Compensation-based Characteristic Modeling and Tracking Control for Electromechanical Servo Systems With Backlash and Torque Disturbance

For two-inertia servo mechanisms, the high order, backlash nonlinearity and external disturbance make the precise modeling and control difficult to implement. This article provides an easily implemented modeling and control strategy to deal with this problem. A characteristic modeling framework of disturbed nonlinear systems is proposed. To restrain the modeling error, the backlash nonlinearity and torque disturbance are observed by constructing a finite-time extended state observer (FESO) based on homogeneity properties and then the compensation action can be taken.

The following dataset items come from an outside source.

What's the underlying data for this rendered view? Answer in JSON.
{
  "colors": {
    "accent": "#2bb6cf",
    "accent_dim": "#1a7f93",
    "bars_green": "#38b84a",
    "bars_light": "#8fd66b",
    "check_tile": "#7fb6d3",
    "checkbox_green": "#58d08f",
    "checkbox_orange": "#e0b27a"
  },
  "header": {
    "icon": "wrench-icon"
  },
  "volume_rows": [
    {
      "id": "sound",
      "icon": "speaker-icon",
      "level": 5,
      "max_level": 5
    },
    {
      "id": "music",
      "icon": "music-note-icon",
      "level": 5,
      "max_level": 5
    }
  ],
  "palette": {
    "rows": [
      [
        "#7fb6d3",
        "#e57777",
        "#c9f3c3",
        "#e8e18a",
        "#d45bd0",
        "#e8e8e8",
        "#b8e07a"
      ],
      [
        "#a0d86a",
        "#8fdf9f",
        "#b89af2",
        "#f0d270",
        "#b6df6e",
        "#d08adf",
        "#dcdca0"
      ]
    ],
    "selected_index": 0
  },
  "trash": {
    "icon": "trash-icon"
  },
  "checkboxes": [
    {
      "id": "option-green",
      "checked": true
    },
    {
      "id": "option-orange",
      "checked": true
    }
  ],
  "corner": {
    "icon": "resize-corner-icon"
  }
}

Based on the compensated system, the discrete-time characteristic model is established using the sampled input-output data, which degrades the modeling complicacy. To estimate the model parameters, an adaptation law with projection algorithm is proposed using the tracking error and the estimation error as the excitation signal. A discrete-time second-order fast terminal sliding-mode control (DSFTSC) is proposed based on the characteristic model to stabilize the whole system, where an improved reaching law is designed to enhance the rapidity and weaken the chattering and the utilization of the fast terminal switching surface also speeds up the regression rate and decreases the tracking error. Finally, the effectiveness of the characteristic modeling, the adaptive law and the control scheme is validated by simulations in Matlab and experiments in a practical test rig, respectively.